Execute SQL, return (column_names, rows) tuple.

columns, rows = db.query_raw("SELECT * FROM stripe.customers LIMIT 5")
# (["id", "email", ...], [("cus_123", "alice@example.com", ...), ...])

List all user schemas (excludes internal ones).

schemas = db.get_schemas()
# ["stripe", "hubspot"]

List all tables in a schema.

tables = db.get_tables("stripe")
# ["customers", "subscriptions", "charges", "invoices"]

Get column info for a table.

columns = db.get_columns("stripe", "customers")
# [{"column_name": "id", "data_type": "VARCHAR", "is_nullable": "YES"}, ...]
count = db.get_row_count("stripe", "customers")
# 180

db.log_sync_start(source_name, source_type)

Section titled “db.log_sync_start(source_name, source_type)”

Record the start of a sync. Returns the sync log ID.

sync_id = db.log_sync_start("stripe", "stripe")

Record the end of a sync.

db.log_sync_end(sync_id, "success", tables_synced=4, rows_synced=1255)
db.log_sync_end(sync_id, "error", error_message="API rate limited")

db.update_table_metadata(source_name, schema_name, annotations=None)

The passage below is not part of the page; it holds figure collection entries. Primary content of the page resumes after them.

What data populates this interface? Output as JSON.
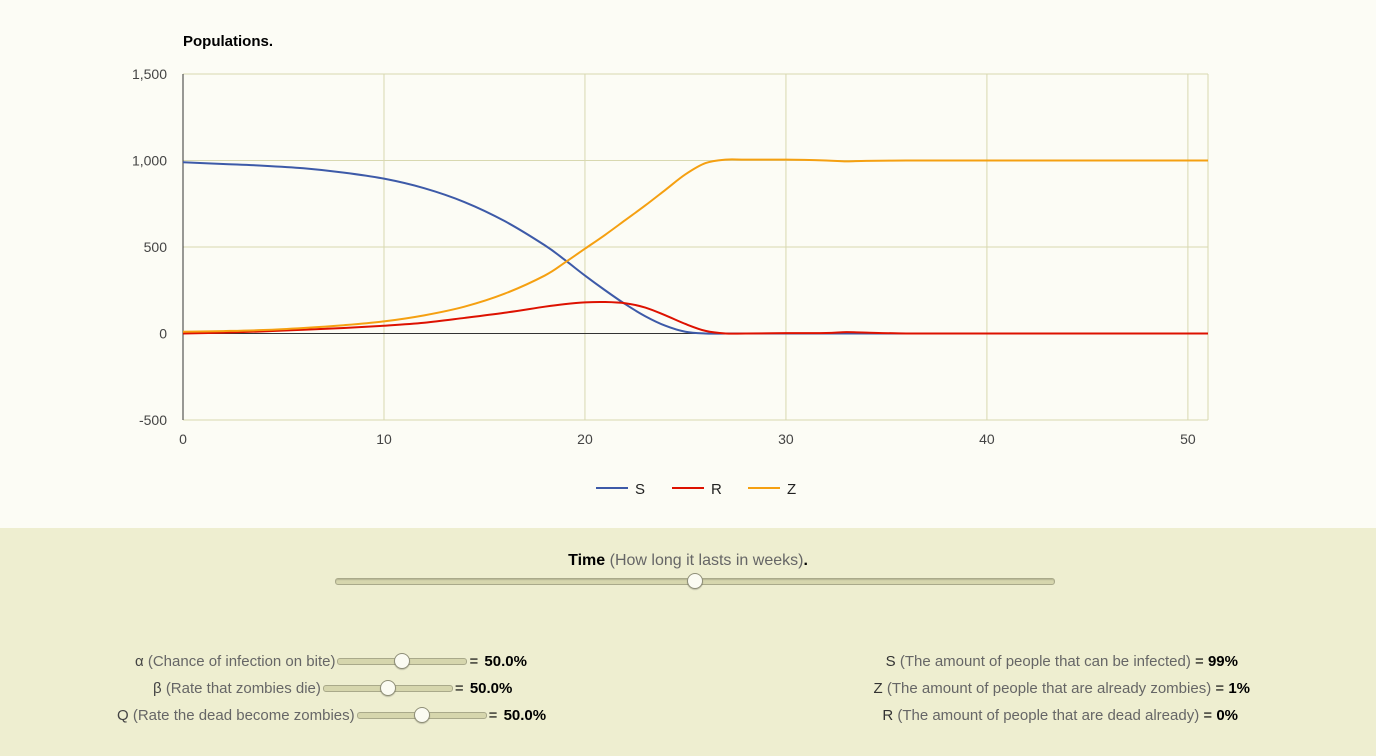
{
  "chart_data": {
    "type": "line",
    "title": "Populations.",
    "xlabel": "",
    "ylabel": "",
    "xlim": [
      0,
      51
    ],
    "ylim": [
      -500,
      1500
    ],
    "xticks": [
      0,
      10,
      20,
      30,
      40,
      50
    ],
    "yticks": [
      -500,
      0,
      500,
      1000,
      1500
    ],
    "xtick_labels": [
      "0",
      "10",
      "20",
      "30",
      "40",
      "50"
    ],
    "ytick_labels": [
      "-500",
      "0",
      "500",
      "1,000",
      "1,500"
    ],
    "grid": true,
    "legend": "bottom",
    "x": [
      0,
      2,
      4,
      6,
      8,
      10,
      12,
      14,
      16,
      18,
      19,
      20,
      21,
      22,
      23,
      24,
      25,
      26,
      27,
      28,
      30,
      32,
      33,
      34,
      36,
      38,
      40,
      42,
      44,
      46,
      48,
      50,
      51
    ],
    "series": [
      {
        "name": "S",
        "color": "#3d5aa8",
        "values": [
          990,
          980,
          970,
          955,
          930,
          895,
          840,
          760,
          650,
          510,
          425,
          335,
          250,
          170,
          100,
          45,
          10,
          0,
          0,
          0,
          0,
          0,
          0,
          0,
          0,
          0,
          0,
          0,
          0,
          0,
          0,
          0,
          0
        ]
      },
      {
        "name": "R",
        "color": "#dd1100",
        "values": [
          0,
          5,
          12,
          22,
          32,
          45,
          62,
          90,
          120,
          155,
          170,
          180,
          182,
          175,
          150,
          105,
          55,
          15,
          0,
          0,
          2,
          3,
          8,
          5,
          0,
          0,
          0,
          0,
          0,
          0,
          0,
          0,
          0
        ]
      },
      {
        "name": "Z",
        "color": "#f5a011",
        "values": [
          10,
          14,
          20,
          32,
          48,
          70,
          105,
          155,
          230,
          335,
          410,
          490,
          570,
          655,
          740,
          830,
          920,
          985,
          1005,
          1005,
          1005,
          1000,
          995,
          998,
          1000,
          1000,
          1000,
          1000,
          1000,
          1000,
          1000,
          1000,
          1000
        ]
      }
    ]
  },
  "controls": {
    "time": {
      "name": "Time",
      "desc": "(How long it lasts in weeks)",
      "end": ".",
      "fraction": 0.5
    },
    "params": [
      {
        "sym": "α",
        "desc": "(Chance of infection on bite)",
        "eq": "=",
        "value": "50.0%",
        "fraction": 0.5
      },
      {
        "sym": "β",
        "desc": "(Rate that zombies die)",
        "eq": "=",
        "value": "50.0%",
        "fraction": 0.5
      },
      {
        "sym": "Q",
        "desc": "(Rate the dead become zombies)",
        "eq": "=",
        "value": "50.0%",
        "fraction": 0.5
      }
    ],
    "info": [
      {
        "sym": "S",
        "desc": "(The amount of people that can be infected)",
        "eq": "=",
        "value": "99%"
      },
      {
        "sym": "Z",
        "desc": "(The amount of people that are already zombies)",
        "eq": "=",
        "value": "1%"
      },
      {
        "sym": "R",
        "desc": "(The amount of people that are dead already)",
        "eq": "=",
        "value": "0%"
      }
    ]
  }
}
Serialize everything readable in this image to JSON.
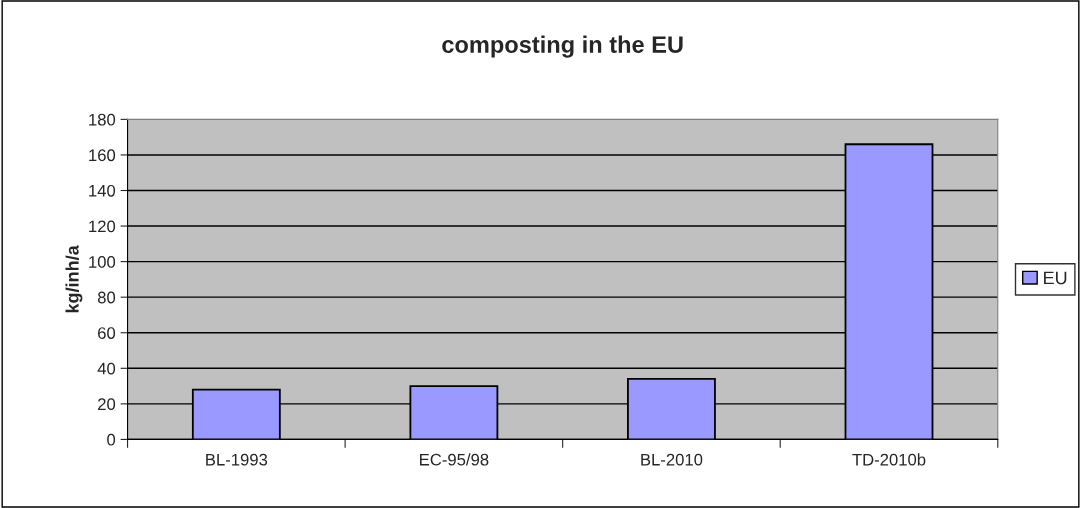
{
  "chart_data": {
    "type": "bar",
    "title": "composting in the EU",
    "ylabel": "kg/inh/a",
    "categories": [
      "BL-1993",
      "EC-95/98",
      "BL-2010",
      "TD-2010b"
    ],
    "series": [
      {
        "name": "EU",
        "color": "#9999ff",
        "values": [
          28,
          30,
          34,
          166
        ]
      }
    ],
    "ylim": [
      0,
      180
    ],
    "yticks": [
      0,
      20,
      40,
      60,
      80,
      100,
      120,
      140,
      160,
      180
    ],
    "grid": "y",
    "legend": "right"
  }
}
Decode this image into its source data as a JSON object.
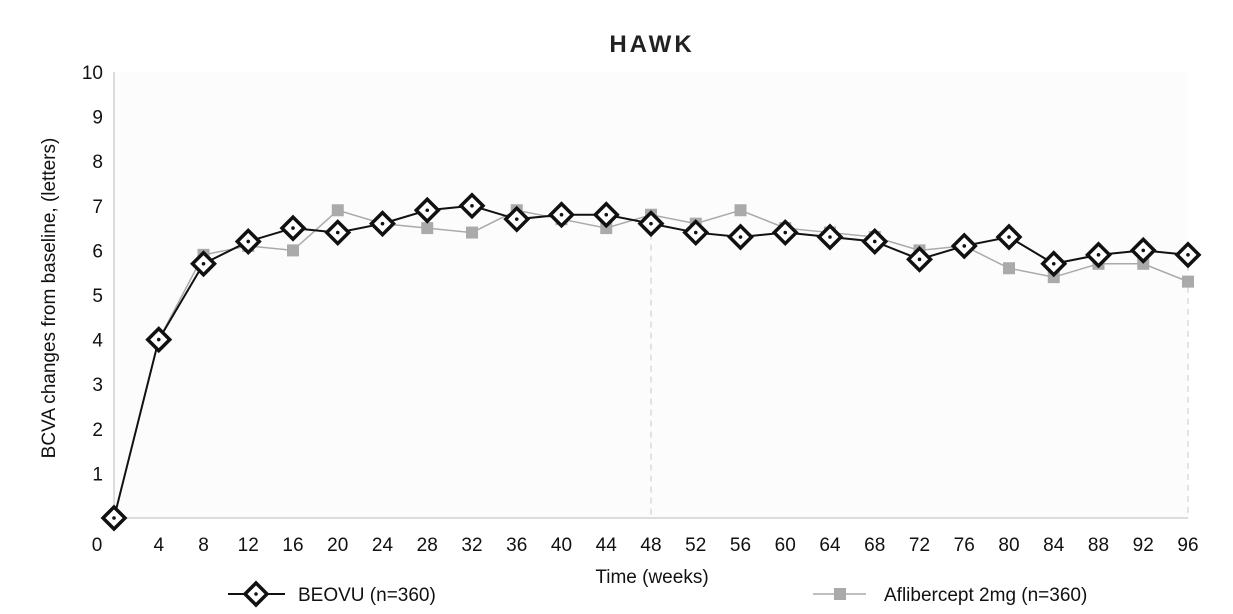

Section titled “db.update_table_metadata(source_name, schema_name, annotations=None)”

Refresh _dinobase.tables and _dinobase.columns from actual schema. Optionally include annotations.

annotations = {
"customers": {
"email": {"description": "Customer email", "note": "Join key"}
}
}
db.update_table_metadata("stripe", "stripe", annotations=annotations)

Get stored annotations for a table’s columns.

anns = db.get_column_annotations("stripe", "customers")
# {"email": {"description": "The customer's email address.", "note": "Can be null"}}

Close the database connection.


High-level query interface with formatted results.

from dinobase.db import DinobaseDB
from dinobase.query.engine import QueryEngine
db = DinobaseDB()
engine = QueryEngine(db)

Execute SQL, return formatted results.

result = engine.execute("SELECT * FROM stripe.customers LIMIT 5")
# {"columns": [...], "rows": [...], "row_count": 5, "total_rows": 5}
# Check for errors
if "error" in result:
print(result["error"])

List all sources with tables and stats.

info = engine.list_sources()
# {"sources": [{"name": "stripe", "tables": [...], "table_count": 4, ...}]}

Describe a table. Accepts "schema.table" or just "table".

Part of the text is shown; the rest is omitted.